On the other hand, the International Olympic Committee says athletes will discuss and decide on how best to support the core Olympic values in a dignified way as calls to change rules restricting protests at Games grow louder.
Several major sports have moved to allow protests following George Floyd’s death in United States (US) police custody on May 25, including world football’s governing body FIFA and the National Football League in the US.
Rule 50 of the Olympic Charter, however, bans any of form political protest during the Games. The president of the International Olympic Committee (IOC), Thomas Bach, says the Olympic spirit must always be respected.
“We have fully supported the initiative of the IOC athletes commission to have dialogue with their counterpart athletes from around the world to explore different ways on how Olympic athletes can express their support for the principles enshrined in the Olympic charter in a dignified way. We also agree, at the same time, with the athletes commission, that we must always respect the Olympic spirit, and this means that we must make a difference between such support for the principles enshrined in the Olympic charter, and potentially divisive demonstrations,” says Bach.

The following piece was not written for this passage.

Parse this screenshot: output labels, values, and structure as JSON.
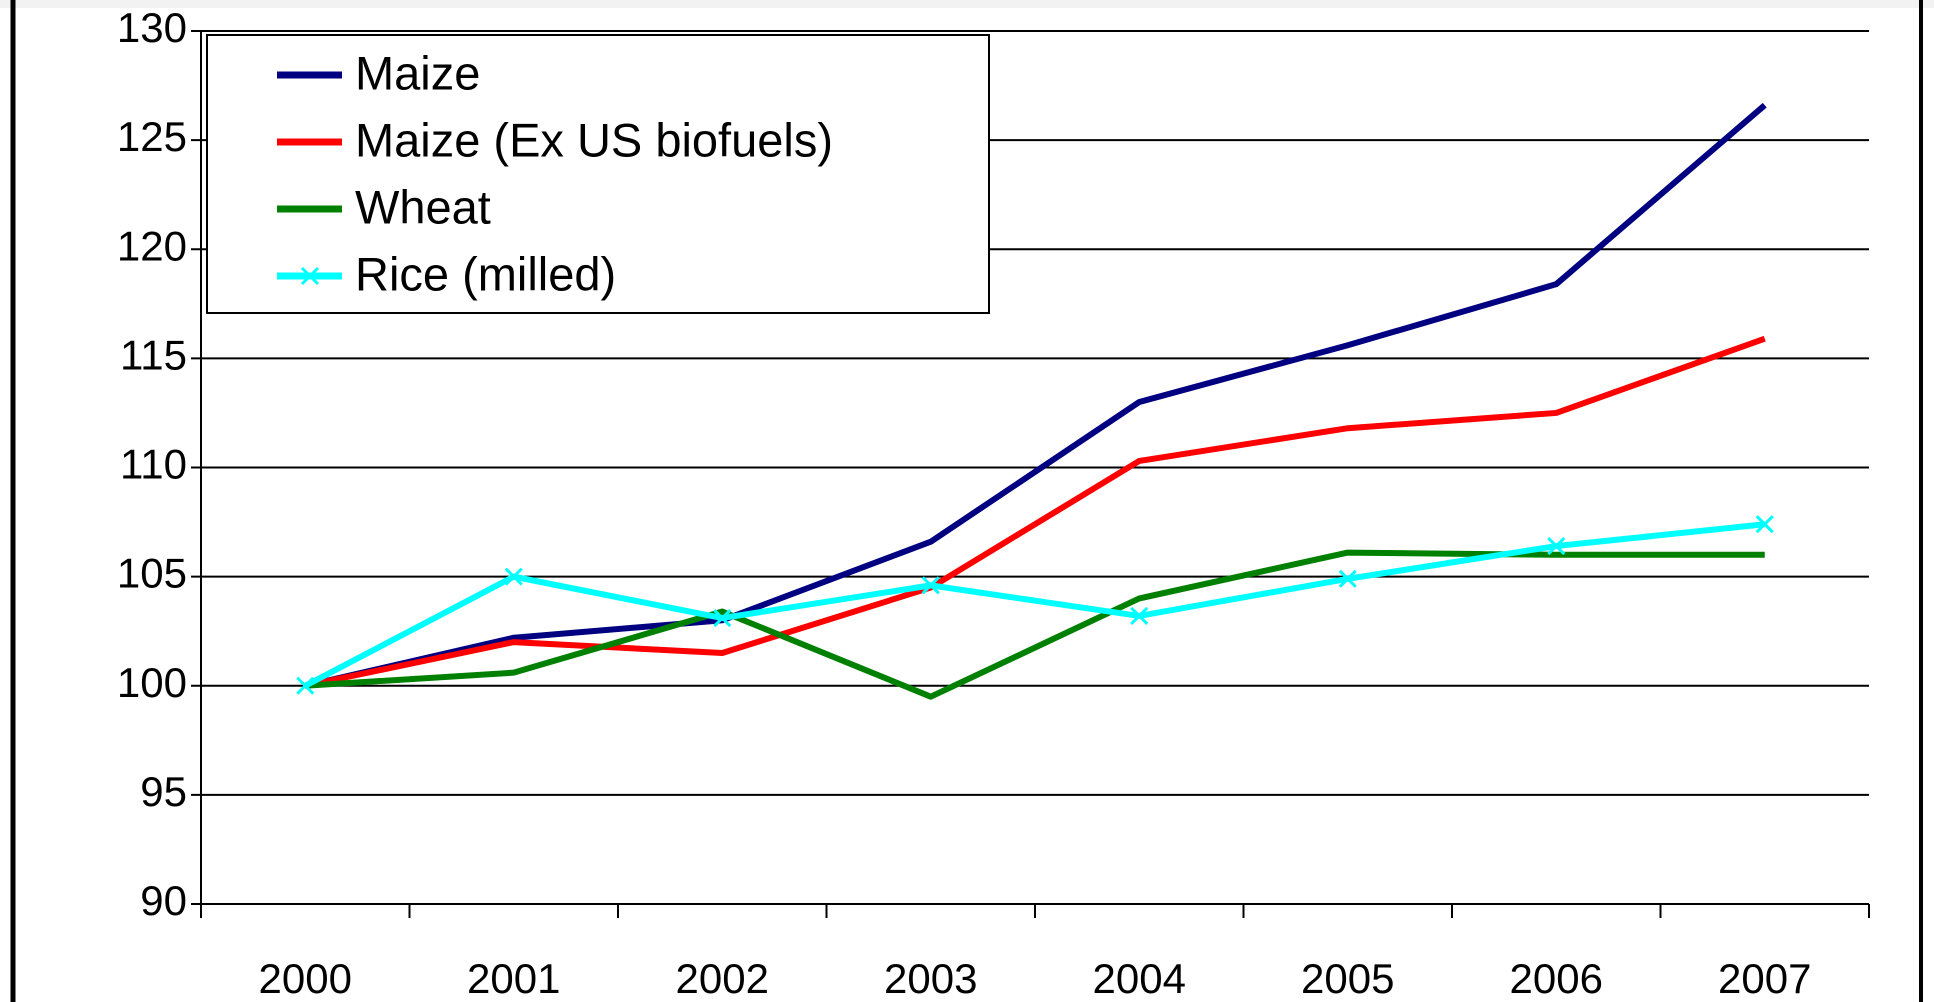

Meanwhile, Rory McIlroy wants to see greater racial diversity in golf and hopes the recent protests across the world against police brutality towards black people will lead to lasting change in society.
The world number one from Northern Ireland revealed that he idolized Tiger Woods when he was growing up and hoped to see more people like the mixed raced, 15-times major champion playing professional golf.
“Tiger doesn’t look the same as me, has had a very different upbringing to the one that I have had, but he was my hero growing up. It didn’t matter what color his skin was, what his beliefs were. Tiger was my hero, and he’s been a lot of kids’ heroes over the years. We’ve been very lucky to have him in our game. I think that there should be more people like him in golf.”
The PGA Tour plans to honour Floyd with a moment of silence each morning during the tournament.